Deep learning-based models have been actively investigated for various aspects of radiotherapy. However, for cervical cancer, only a few studies dealing with the auto-segmentation of organs-at-risk (OARs) and clinical target volumes (CTVs) exist. This study aimed to train a deep learning-based auto-segmentation model for OAR/CTVs for patients with cervical cancer undergoing radiotherapy and to evaluate the model's feasibility and efficacy with not only geometric indices but also comprehensive clinical evaluation.A total of 180 abdominopelvic computed tomography images were included (training set, 165; validation set, 15).
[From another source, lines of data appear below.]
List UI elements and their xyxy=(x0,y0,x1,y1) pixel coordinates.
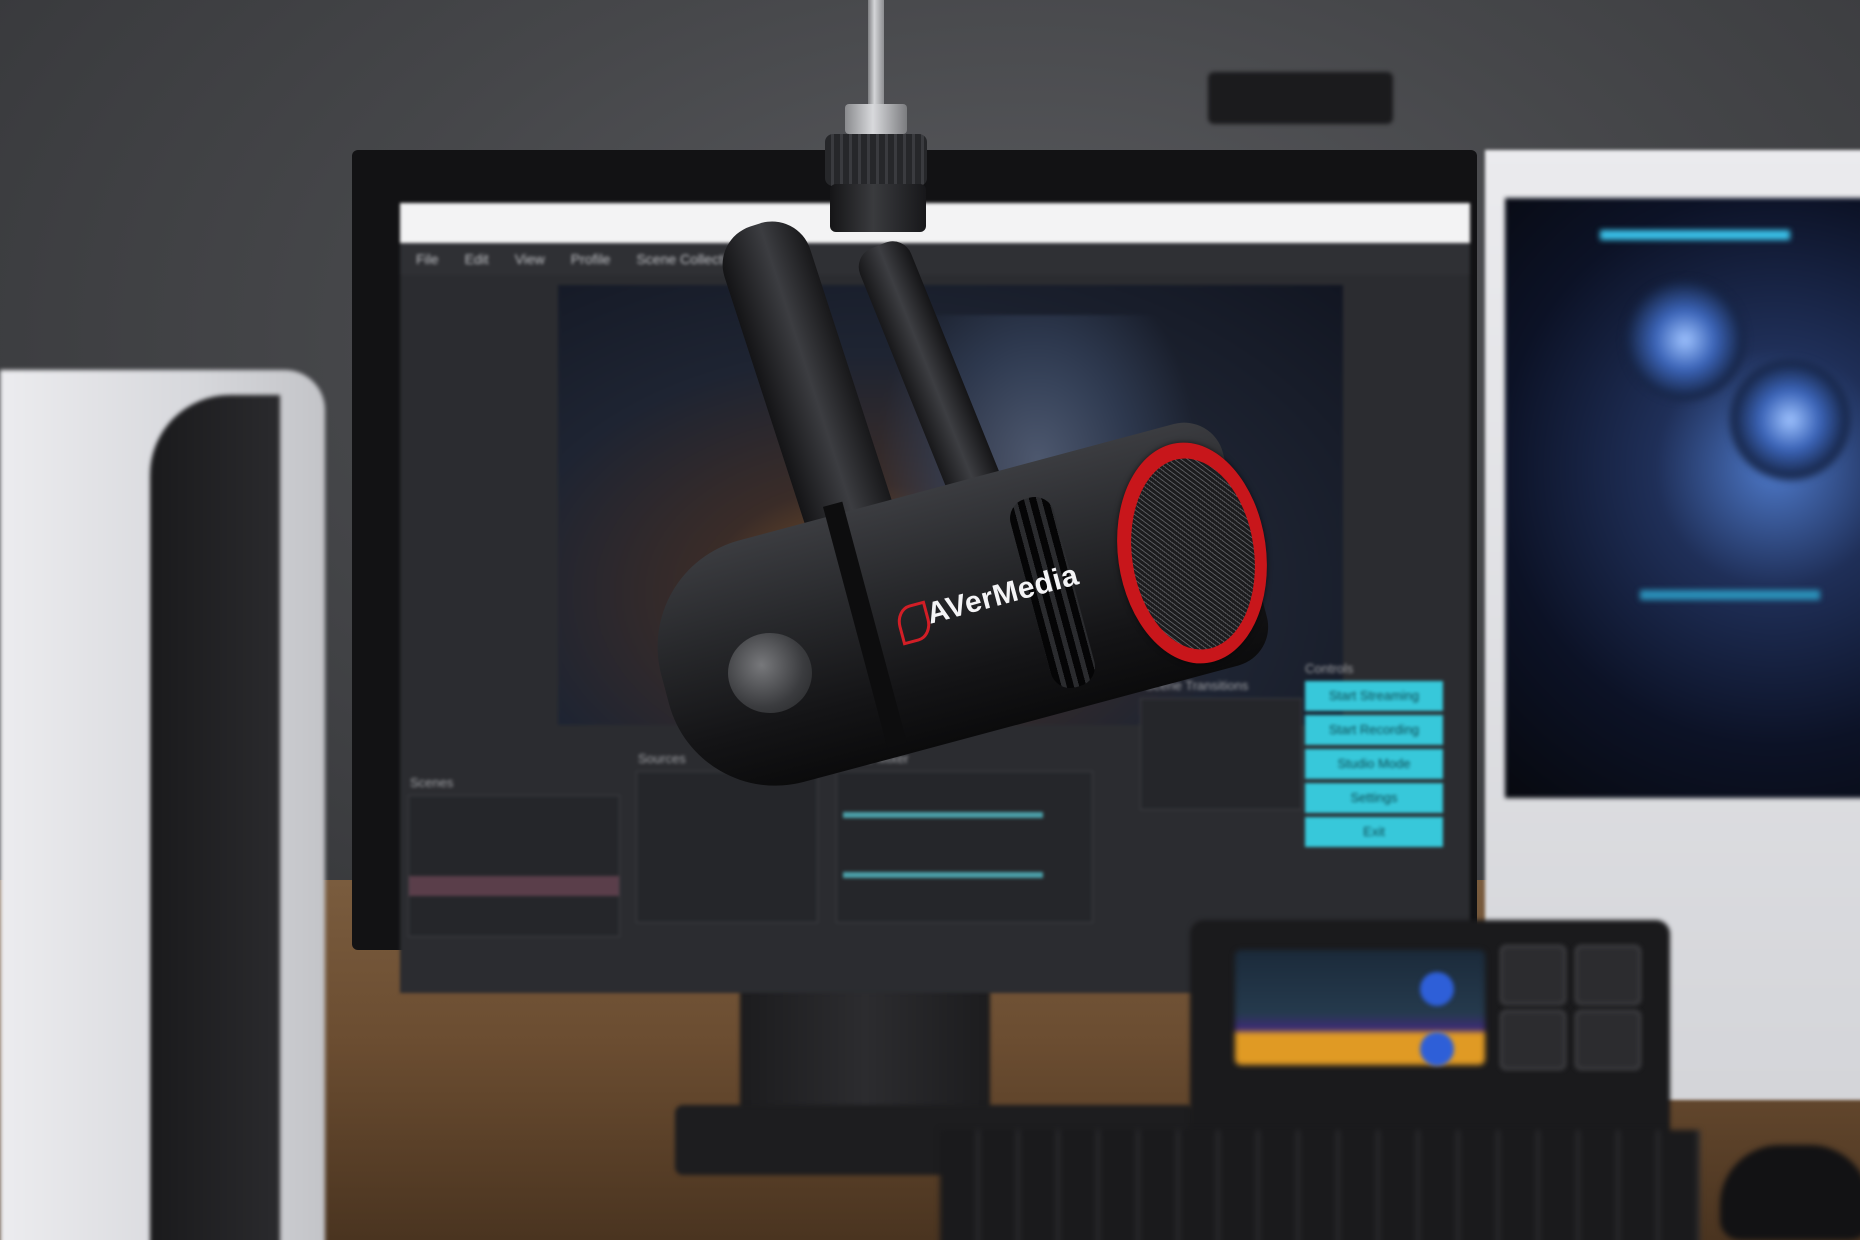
list-item xyxy=(409,836,619,856)
window-titlebar xyxy=(400,203,1470,243)
transitions-panel xyxy=(1140,698,1302,810)
photo-scene: File Edit View Profile Scene Collection … xyxy=(0,0,1860,1240)
mount-collar xyxy=(830,184,926,232)
audio-mixer-panel xyxy=(836,771,1093,923)
tension-knob xyxy=(728,633,812,713)
controller-knob-icon xyxy=(1420,972,1454,1006)
keyboard xyxy=(940,1130,1700,1240)
pc-light-strip xyxy=(1640,590,1820,600)
controller-pad xyxy=(1500,1010,1566,1070)
menu-item: Edit xyxy=(464,251,489,267)
audio-meter xyxy=(843,812,1043,818)
list-item xyxy=(409,856,619,876)
studio-mode-button: Studio Mode xyxy=(1305,749,1443,779)
controller-pad xyxy=(1575,1010,1641,1070)
controller-pad xyxy=(1575,945,1641,1005)
list-item xyxy=(409,796,619,816)
settings-button: Settings xyxy=(1305,783,1443,813)
pc-fan-icon xyxy=(1625,280,1745,400)
list-item xyxy=(409,816,619,836)
webcam xyxy=(1208,72,1393,124)
menu-item: Profile xyxy=(570,251,611,267)
menu-bar: File Edit View Profile Scene Collection xyxy=(400,243,1470,275)
mount-nut xyxy=(845,104,907,134)
audio-meter xyxy=(843,872,1043,878)
start-recording-button: Start Recording xyxy=(1305,715,1443,745)
mount-rod xyxy=(868,0,884,118)
dock-label: Controls xyxy=(1305,661,1354,676)
mount-knob xyxy=(825,134,927,186)
menu-item: View xyxy=(514,251,545,267)
dock-label: Sources xyxy=(638,751,686,766)
pc-light-strip xyxy=(1600,230,1790,240)
scenes-panel xyxy=(408,795,620,937)
exit-button: Exit xyxy=(1305,817,1443,847)
dock-label: Scenes xyxy=(410,775,454,790)
menu-item: File xyxy=(416,251,439,267)
mouse xyxy=(1720,1145,1860,1240)
controller-pad xyxy=(1500,945,1566,1005)
sources-panel xyxy=(636,771,818,923)
controller-knob-icon xyxy=(1420,1032,1454,1066)
pc-fan-icon xyxy=(1730,360,1850,480)
list-item xyxy=(409,876,619,896)
start-streaming-button: Start Streaming xyxy=(1305,681,1443,711)
game-console-core xyxy=(150,395,280,1240)
list-item xyxy=(409,896,619,916)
Geometric indices such as the Dice similarity coefficient (DSC) and the 95% Hausdorff distance (HD) were analyzed. A Turing test was performed and physicians from other institutions were asked to delineate contours with and without using auto-segmented contours to assess inter-physician heterogeneity and contouring time.The correlation between the manual and auto-segmented contours was acceptable for the anorectum, bladder, spinal cord, cauda equina, right and left femoral heads, bowel bag, uterocervix, liver, and left and right kidneys (DSC greater than 0.80). The stomach and duodenum showed DSCs of 0.67 and 0.73, respectively. CTVs showed DSCs between 0.75 and 0.80. Turing test results were favorable for most OARs and CTVs. No auto-segmented contours had large, obvious errors. The median overall satisfaction score of the participating physicians was 7 out of 10. Auto-segmentation reduced heterogeneity and shortened contouring time by 30 min among radiation oncologists from different institutions. Most participants favored the auto-contouring system.The proposed deep learning-based auto-segmentation model may be an efficient tool for patients with cervical cancer undergoing radiotherapy. Although the current model may not completely replace humans, it can serve as a useful and efficient tool in real-world clinics.